Existem muitas descrições quanto aos poderes do objeto, entre os quais se encontram a faculdade de ficar invisível pelo tempo que uma vela se mantiver acesa, enxergar na completa escuridão, não produzir som algum ao se mover ou ainda provocar um estado de sonolência tamanho nas pessoas a ponto delas não perceberem sua presença. O folclore da Mão da Glória também envolve a descrição de trancas e fechaduras sendo desmontadas ou se abrindo quando tocadas pela Mão da Glória.  

Em alguns relatos, cada vela/dedo aceso represneta uma pessoa no interior de uma casa ou habitação que será afetada pelo talismã. A pessoa é imediatamente afetada tornando-se sonolenta e desatenta, incapaz de perceber a presença do indivíduo que usou a Mão.

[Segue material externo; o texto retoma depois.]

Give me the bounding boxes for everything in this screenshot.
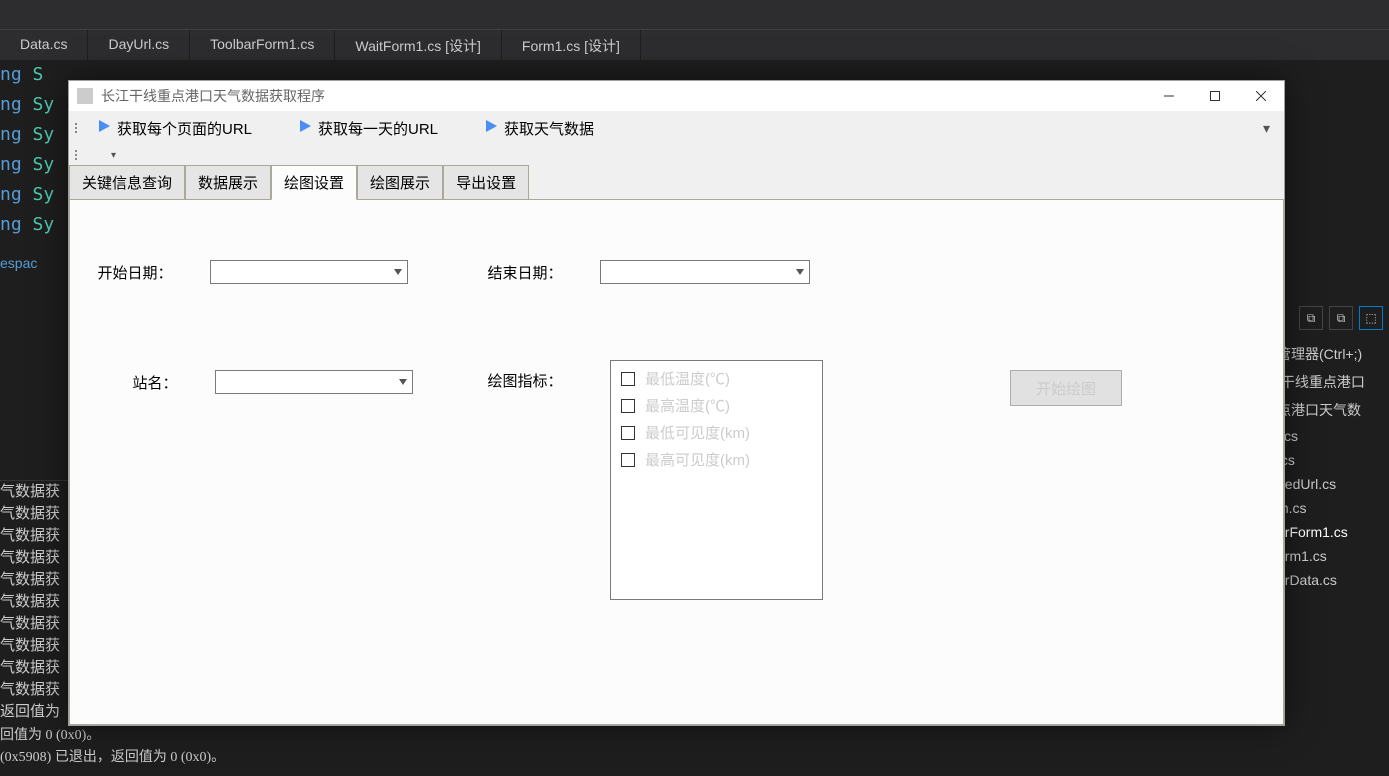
winform-dialog: 长江干线重点港口天气数据获取程序 获取每个页面的URL 获取每一天的URL 获取… xyxy=(68,80,1285,726)
maximize-button[interactable] xyxy=(1192,81,1238,111)
toolbar-grip-icon[interactable] xyxy=(75,116,81,140)
solution-explorer-partial: 管理器(Ctrl+;) [干线重点港口 点港口天气数 l.cs .cs nedU… xyxy=(1269,340,1389,592)
metric-item[interactable]: 最高可见度(km) xyxy=(615,446,818,473)
tab-export[interactable]: 导出设置 xyxy=(443,165,529,200)
ide-tab[interactable]: Data.cs xyxy=(0,30,88,60)
view-icon[interactable]: ⬚ xyxy=(1359,306,1383,330)
app-icon xyxy=(77,88,93,104)
ide-code: ng S ng Sy ng Sy ng Sy ng Sy ng Sy espac xyxy=(0,60,54,271)
tab-plot-settings[interactable]: 绘图设置 xyxy=(271,165,357,200)
view-icon[interactable]: ⧉ xyxy=(1299,306,1323,330)
end-date-field[interactable] xyxy=(600,260,810,284)
metric-label: 绘图指标： xyxy=(480,370,570,391)
metric-checklist[interactable]: 最低温度(℃) 最高温度(℃) 最低可见度(km) 最高可见度(km) xyxy=(610,360,823,600)
metric-item[interactable]: 最高温度(℃) xyxy=(615,392,818,419)
ide-menubar xyxy=(0,0,1389,30)
output-bottom: 回值为 0 (0x0)。 (0x5908) 已退出，返回值为 0 (0x0)。 xyxy=(0,725,225,769)
titlebar[interactable]: 长江干线重点港口天气数据获取程序 xyxy=(69,81,1284,111)
start-date-field[interactable] xyxy=(210,260,408,284)
close-button[interactable] xyxy=(1238,81,1284,111)
checkbox-icon[interactable] xyxy=(621,426,635,440)
start-plot-button[interactable]: 开始绘图 xyxy=(1010,370,1122,406)
play-icon xyxy=(97,119,111,137)
toolbar-overflow-icon[interactable]: ▾ xyxy=(1255,116,1278,141)
ide-tab[interactable]: Form1.cs [设计] xyxy=(502,30,641,60)
tab-key-info[interactable]: 关键信息查询 xyxy=(69,165,185,200)
tab-plot-view[interactable]: 绘图展示 xyxy=(357,165,443,200)
metric-item[interactable]: 最低温度(℃) xyxy=(615,365,818,392)
play-icon xyxy=(484,119,498,137)
checkbox-icon[interactable] xyxy=(621,453,635,467)
solution-view-icons: ⧉ ⧉ ⬚ xyxy=(1293,300,1389,336)
toolbar-row2: ▾ xyxy=(69,145,1284,165)
tab-data-view[interactable]: 数据展示 xyxy=(185,165,271,200)
start-date-label: 开始日期： xyxy=(90,262,180,283)
play-icon xyxy=(298,119,312,137)
ide-file-tabs: Data.cs DayUrl.cs ToolbarForm1.cs WaitFo… xyxy=(0,30,1389,60)
ide-tab[interactable]: DayUrl.cs xyxy=(88,30,190,60)
tab-panel-plot-settings: 开始日期： 结束日期： 站名： 绘图指标： 最低温度(℃) 最高温度(℃) xyxy=(69,199,1284,725)
minimize-button[interactable] xyxy=(1146,81,1192,111)
checkbox-icon[interactable] xyxy=(621,372,635,386)
station-label: 站名： xyxy=(125,372,185,393)
station-field[interactable] xyxy=(215,370,413,394)
chevron-down-icon xyxy=(389,261,407,283)
fetch-page-urls-button[interactable]: 获取每个页面的URL xyxy=(87,114,262,143)
chevron-down-icon xyxy=(791,261,809,283)
view-icon[interactable]: ⧉ xyxy=(1329,306,1353,330)
fetch-day-urls-button[interactable]: 获取每一天的URL xyxy=(288,114,448,143)
window-title: 长江干线重点港口天气数据获取程序 xyxy=(101,86,1146,106)
tab-strip: 关键信息查询 数据展示 绘图设置 绘图展示 导出设置 xyxy=(69,165,1284,200)
toolbar-dropdown-icon[interactable]: ▾ xyxy=(81,148,146,163)
chevron-down-icon xyxy=(394,371,412,393)
toolbar: 获取每个页面的URL 获取每一天的URL 获取天气数据 ▾ xyxy=(69,111,1284,145)
metric-item[interactable]: 最低可见度(km) xyxy=(615,419,818,446)
fetch-weather-button[interactable]: 获取天气数据 xyxy=(474,114,604,143)
end-date-label: 结束日期： xyxy=(480,262,570,283)
ide-tab[interactable]: ToolbarForm1.cs xyxy=(190,30,335,60)
ide-tab[interactable]: WaitForm1.cs [设计] xyxy=(335,30,502,60)
checkbox-icon[interactable] xyxy=(621,399,635,413)
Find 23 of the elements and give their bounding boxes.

Se a qualquer momento, uma das velas se apaga, uma pessoa desperta e pode perceber a presença de um invasor. Essa parte da lenda é importante, pois em muitas narrativas o utilizador comete o erro de não saber quantas pessoas estão na casa ou simplesmente deixa o fogo apagar. Em certas versões, a luz emanando de uma Mão da Glória brilha com uma luminosidade azulada quando esta fica próxima de um tesouro ou objeto de valor.

Havia, no entanto, maneiras de se proteger dos efeitos e poderes da Mão da Glória. Beber um copo de leite fresco era uma maneira de diminuir os efeitos mágicos do talismã. Mas a forma mais confiável de proteger a casa era espalhar um tipo de unguento no batente da porta e nas janelas. O preparado místico tinha de ser produzido com a fervura de bexiga de um gato preto, a gordura de uma galinha branca e um pouco de sangue de coruja. Essa mistura precisava ser preparada numa noite de lua cheia e espalhada na primeira noite do verão protegendo a casa e seus habitantes por um ano inteiro. Segundo uma narrativa britânica, a precaução ajudou a capturar um bruxo em 1797 que teria usado uma Mão da Glória para roubar uma pensão em North Stainmore. A macabra relíquia teria sido recolhida pelo dono da taverna e preservada até ser encontrada em 1935 por um antiquário que a comprou e mais tarde doou para o Museu em Whitby. De acordo com muitos historiadores essa é a última Mão da Glória original.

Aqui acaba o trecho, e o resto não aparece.